We have developed a research program that integrates several aspects related to the application of mycorrhizal technology in horticulture. We have conducted numerous trials to evaluate the effects of soilless mixes components, pesticides and fertilizers on mycorrhizal colonization and plant growth.

Published Papers

Corkidi, L., Bohn, J., and Evans, M. (2009). Effects of bifenthrin on mycorrhizal colonization and growth of corn. HortTechnology 19(4):809-812.

Abstract. The insecticide bifenthrin is a synthetic pyrethroid used for the production of nursery crops to suppress the red imported fire ant in Orange and Riverside counties in California. We investigated the effects of bifenthrin on mycorrhizal colonization and growth of corn. The application of bifenthrin had no detrimental effects on corn mycorrhizal colonization with VAM 80, a product used to inoculate California native plants. Mycorrhizal colonization reduced plant sensitivity to bifenthrin. Addition of 12, 15, and 25ppm of bifenthrin reduced the growth of nonmycorrhizal plants but had no effect on the growth of mycorrhizal plants.

Corkidi, L., Evans, M., and Bohn, J. (2008). Infectivity and Effectiveness of arbuscular mycorrhizal fungi in horticultural practices. Combined Proceedings of the International Plant Propagators’ Society 58:67-70.

Corkidi, L., Evans, M. and Bohn, J. (2008). An introduction to propagation of arbuscular mycorrhizal fungi for inoculation of native plant nursery stock. Native Plants Journal 9: 29-38.

Abstract. Arbuscular mycorrhizal (AM) fungi can generally be collected from undisturbed sites and propagated in the nursery following a 7-step process. These fungi form symbiotic associations with most native plants and this relationship provides many benefits to plant health and function in the nursery and on the outplanting site. Although specific techniques vary depending on the fungus, the plant, and the nursery, this introduction should help growers begin their own AM program.

Corkidi, L., Allen, E. B., Merhaut, D., Allen, M. F., Downer, J., Bohn, J., and Evans, M. (2005). Effectiveness of commercial mycorrhizal inoculants on the growth of Liquidambar styraciflua in plant nursery conditions. Journal of Environmental Horticulture 23(2):72-76.

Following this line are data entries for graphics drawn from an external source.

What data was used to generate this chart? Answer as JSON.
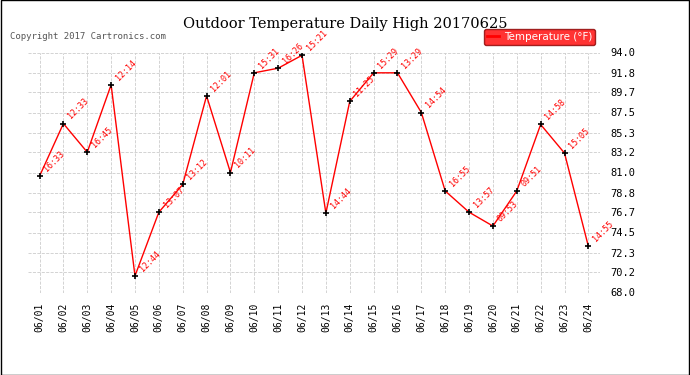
{
  "title": "Outdoor Temperature Daily High 20170625",
  "copyright": "Copyright 2017 Cartronics.com",
  "legend_label": "Temperature (°F)",
  "dates": [
    "06/01",
    "06/02",
    "06/03",
    "06/04",
    "06/05",
    "06/06",
    "06/07",
    "06/08",
    "06/09",
    "06/10",
    "06/11",
    "06/12",
    "06/13",
    "06/14",
    "06/15",
    "06/16",
    "06/17",
    "06/18",
    "06/19",
    "06/20",
    "06/21",
    "06/22",
    "06/23",
    "06/24"
  ],
  "temperatures": [
    80.6,
    86.3,
    83.2,
    90.5,
    69.8,
    76.7,
    79.7,
    89.3,
    81.0,
    91.8,
    92.3,
    93.7,
    76.6,
    88.7,
    91.8,
    91.8,
    87.5,
    79.0,
    76.7,
    75.2,
    79.0,
    86.2,
    83.1,
    73.0
  ],
  "time_labels": [
    "16:33",
    "12:33",
    "16:45",
    "12:14",
    "12:44",
    "13:07",
    "13:12",
    "12:01",
    "10:11",
    "15:31",
    "16:26",
    "15:21",
    "14:44",
    "11:25",
    "15:29",
    "13:29",
    "14:54",
    "16:55",
    "13:57",
    "09:53",
    "09:51",
    "14:58",
    "15:05",
    "14:55"
  ],
  "line_color": "#ff0000",
  "marker_color": "#000000",
  "bg_color": "#ffffff",
  "grid_color": "#cccccc",
  "ylim_min": 68.0,
  "ylim_max": 94.0,
  "yticks": [
    68.0,
    70.2,
    72.3,
    74.5,
    76.7,
    78.8,
    81.0,
    83.2,
    85.3,
    87.5,
    89.7,
    91.8,
    94.0
  ]
}
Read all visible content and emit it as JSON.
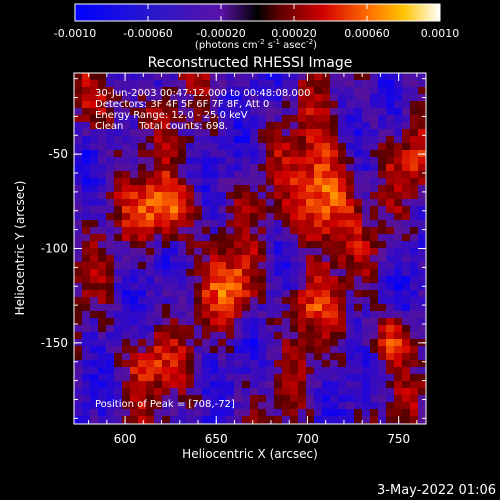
{
  "title": "Reconstructed RHESSI Image",
  "colorbar": {
    "ticks": [
      "-0.0010",
      "-0.00060",
      "-0.00020",
      "0.00020",
      "0.00060",
      "0.0010"
    ],
    "range": [
      -0.001,
      0.001
    ],
    "unit_parts": {
      "prefix": "(photons cm",
      "sup1": "-2",
      "mid1": " s",
      "sup2": "-1",
      "mid2": " asec",
      "sup3": "-2",
      "suffix": ")"
    }
  },
  "info": {
    "line1": "30-Jun-2003 00:47:12.000 to 00:48:08.000",
    "line2": "Detectors: 3F 4F 5F 6F 7F 8F, Att 0",
    "line3": "Energy Range: 12.0 - 25.0 keV",
    "line4": "Clean     Total counts: 698."
  },
  "peak_text": "Position of Peak = [708,-72]",
  "axes": {
    "xlabel": "Heliocentric X (arcsec)",
    "ylabel": "Heliocentric Y (arcsec)",
    "xticks": [
      "600",
      "650",
      "700",
      "750"
    ],
    "yticks": [
      "-50",
      "-100",
      "-150"
    ],
    "xlim": [
      572,
      765
    ],
    "ylim": [
      -193,
      -7
    ]
  },
  "footer": {
    "date": "3-May-2022 01:06"
  },
  "colors": {
    "background": "#000000",
    "foreground": "#ffffff"
  }
}
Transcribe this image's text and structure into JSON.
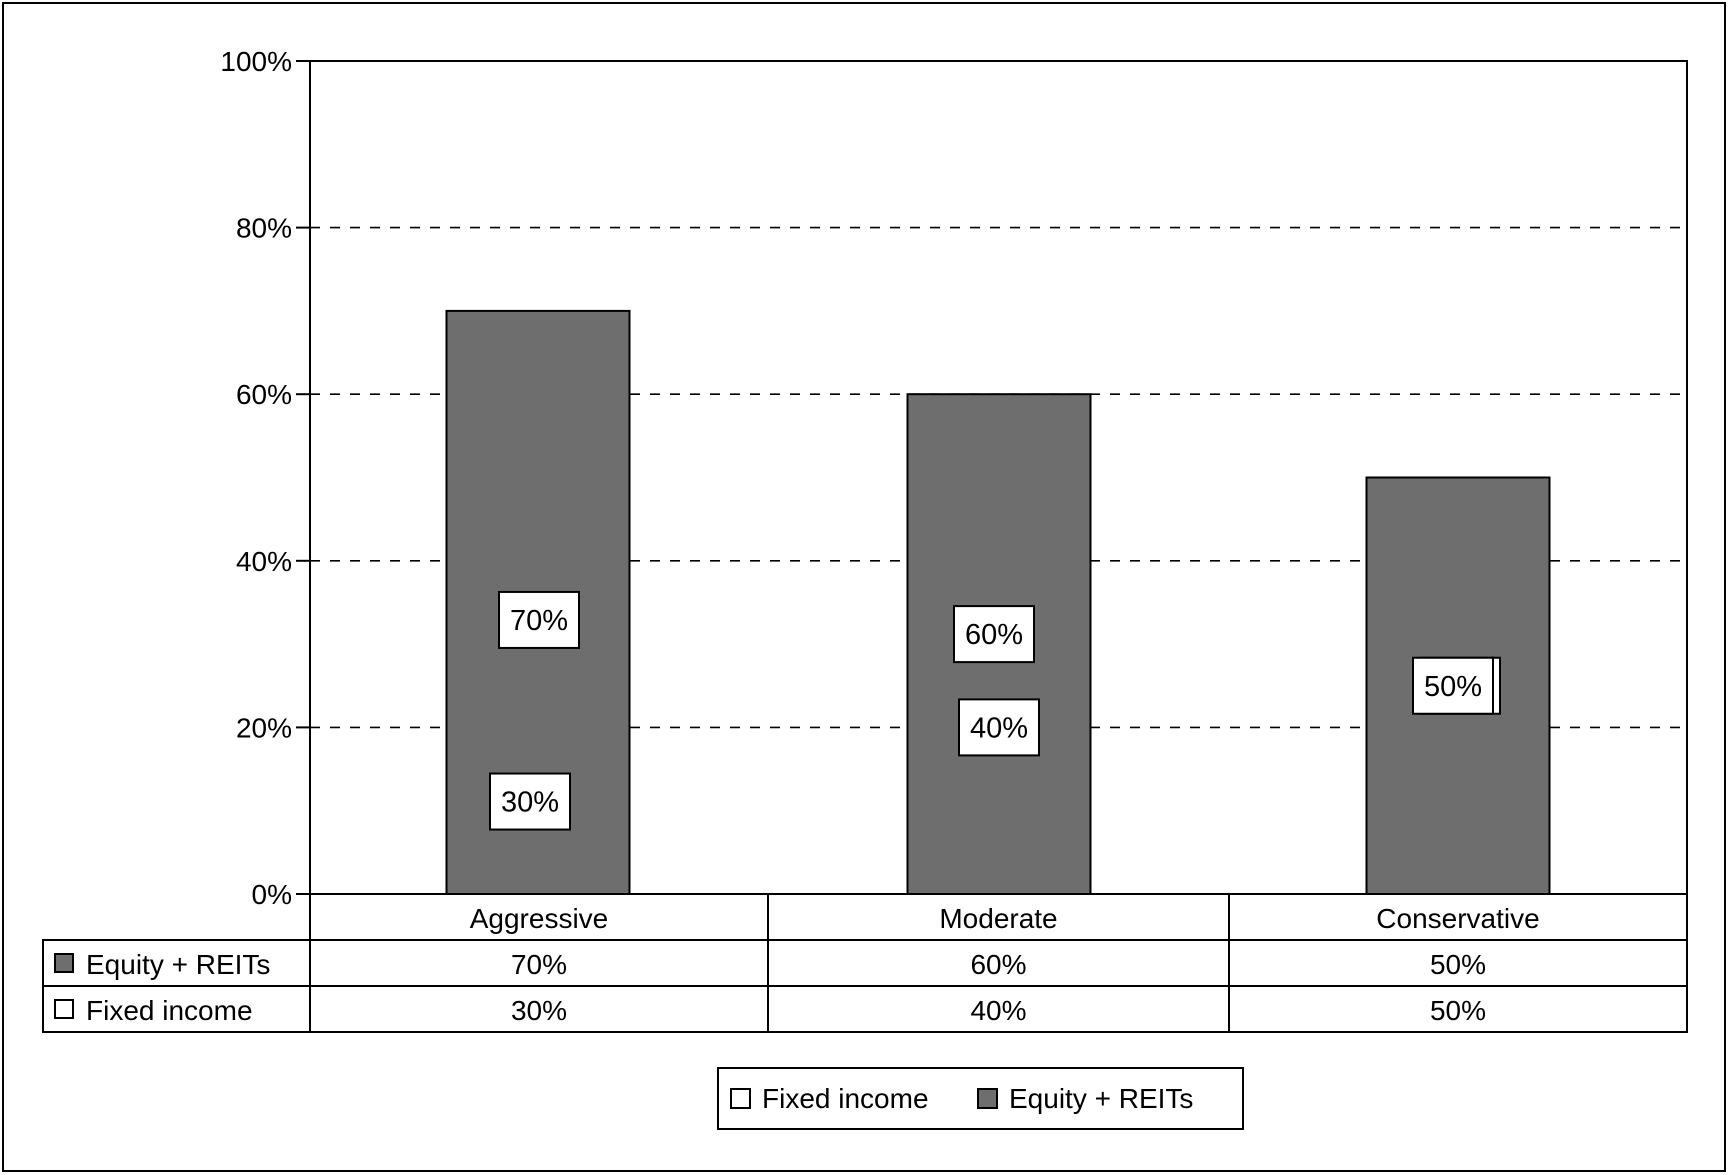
{
  "chart_data": {
    "type": "bar",
    "stacked": true,
    "categories": [
      "Aggressive",
      "Moderate",
      "Conservative"
    ],
    "series": [
      {
        "name": "Fixed income",
        "values": [
          30,
          40,
          50
        ],
        "color": "#ffffff",
        "labels": [
          "30%",
          "40%",
          "50%"
        ]
      },
      {
        "name": "Equity + REITs",
        "values": [
          70,
          60,
          50
        ],
        "color": "#6e6e6e",
        "labels": [
          "70%",
          "60%",
          "50%"
        ]
      }
    ],
    "y_ticks": [
      "0%",
      "20%",
      "40%",
      "60%",
      "80%",
      "100%"
    ],
    "ylim": [
      0,
      100
    ],
    "grid": "horizontal dashed",
    "legend_position": "bottom-center",
    "data_table": {
      "rows": [
        {
          "name": "Equity + REITs",
          "color": "#6e6e6e",
          "cells": [
            "70%",
            "60%",
            "50%"
          ]
        },
        {
          "name": "Fixed income",
          "color": "#ffffff",
          "cells": [
            "30%",
            "40%",
            "50%"
          ]
        }
      ]
    },
    "legend": [
      {
        "name": "Fixed income",
        "color": "#ffffff"
      },
      {
        "name": "Equity + REITs",
        "color": "#6e6e6e"
      }
    ]
  }
}
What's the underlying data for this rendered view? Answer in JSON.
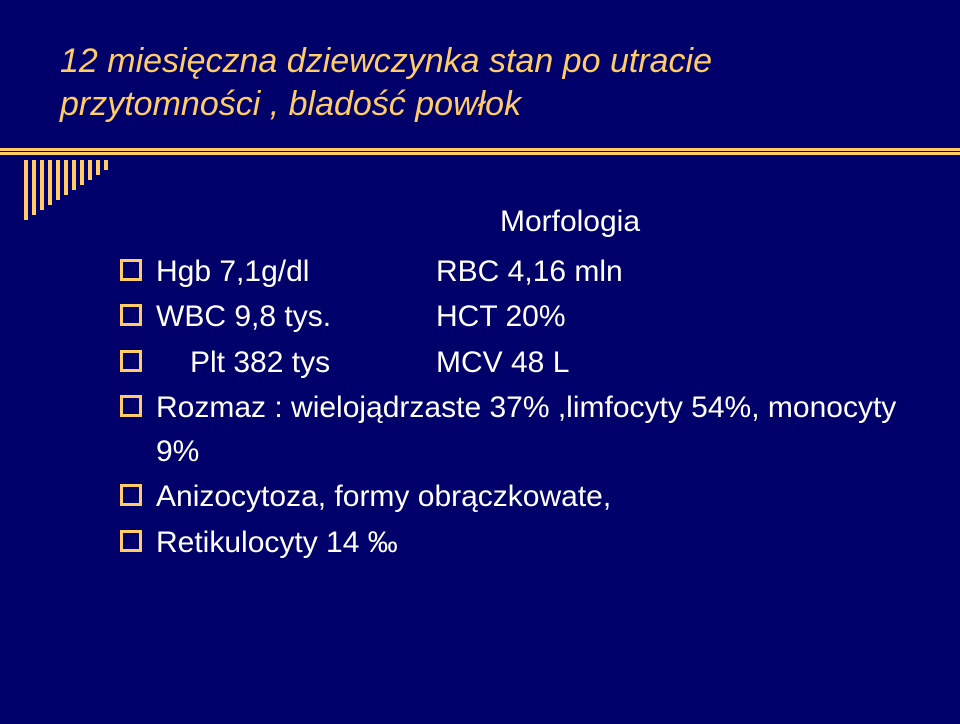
{
  "slide": {
    "background_color": "#00006a",
    "accent_color": "#ffcc66",
    "text_color": "#ffffff",
    "title_fontsize": 34,
    "body_fontsize": 30
  },
  "title": {
    "line1": "12 miesięczna dziewczynka stan po utracie",
    "line2": "przytomności , bladość powłok"
  },
  "bars": {
    "heights": [
      60,
      55,
      50,
      45,
      40,
      35,
      30,
      25,
      20,
      15,
      10
    ]
  },
  "morfologia_label": "Morfologia",
  "items": [
    {
      "col1": "Hgb  7,1g/dl",
      "col2": "RBC 4,16 mln"
    },
    {
      "col1": "WBC  9,8 tys.",
      "col2": "HCT 20%"
    },
    {
      "col1": "  Plt 382 tys",
      "col2": "MCV  48 L",
      "indent": true
    },
    {
      "text": "Rozmaz : wielojądrzaste 37% ,limfocyty 54%, monocyty 9%"
    },
    {
      "text": "Anizocytoza, formy obrączkowate,"
    },
    {
      "text": "Retikulocyty  14 ‰"
    }
  ]
}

Abstract. The effectiveness of several commercial mycorrhizal inoculants on the growth and development of Liquidambar styraciflua (sweetgum) was evaluated. Plants were grown in a nursery potting mix and were inoculated with the mycorrhizal products at the manufacturer’s recommended rate. The growth response of mycorrhizal and nonmycorrhizal plants was analyzed at two harvests (8 and 14 weeks after transplanting). Significant differences were found in the growth of L. styraciflua to mycorrhizal colonization with the different commercial products. Fourteen weeks after transplanting, inoculation with products 1 (Earth Roots), 2 (MycoApply endo), and 3 (VAM 80) enhanced the growth of sweetgum relative to the nonmycorrhizal plants. However, plants inoculated with products 2 and 3 had greater leaf area, dry mass and relative growth rates than those inoculated with product 1. Plants of L. styraciflua inoculated with product 4 were less responsive to mycorrhizal colonization and only increased their leaf area relative to the non-inoculated controls. Testing both the infectivity and effectiveness of mycorrhizal fungi is recommended for the successful application of mycorrhizal technology in horticultural practices.


Corkidi, L., Allen, E. B., Merhaut, D., Allen, M. F., Downer, J., Bohn, J., and Evans, M. (2004). Assessing the infectivity of commercial mycorrhizal inoculants in plant nursery conditions. Journal of Environmental Horticulture 22(3):149-154.

Abstract. The infectivity of ten commercial mycorrhizal inoculants was examined in nursery conditions. Corn plants were grown in a soil-based medium and in two different soilless substrates, a potting mix prepared with redwood bark, pine sawdust, calcined clay and sand, and the commercial Sunshine # 5 mix, mainly composed of Canadian sphagnum peat moss. The percentage of mycorrhizal colonization obtained with the different mycorrhizal inoculants ranged from 9 to 50%. This variation might reflect the presence or absence of viable propagules, the difference in the recommended rates applied as well as the difference in the content and type of infective propagules of each product. However, the infectivity of each mycorrhizal inoculant was also influenced by the growing media. Two products promoted higher values of mycorrhizal colonization in the Sunshine mix, three in the nursery mix, and one in the soil-based medium. Mycorrhizal colonization did not enhance plant growth. Only the plants inoculated with the products that did not promote mycorrhizal colonization increased their growth relative to the non-inoculated controls, suggesting the presence of other growth promoters in the inoculum products. Based on these results, nurseries should conduct preliminary tests to determine which inoculants will perform in their potting mixes to assure the best fit of inoculum with their particular conditions.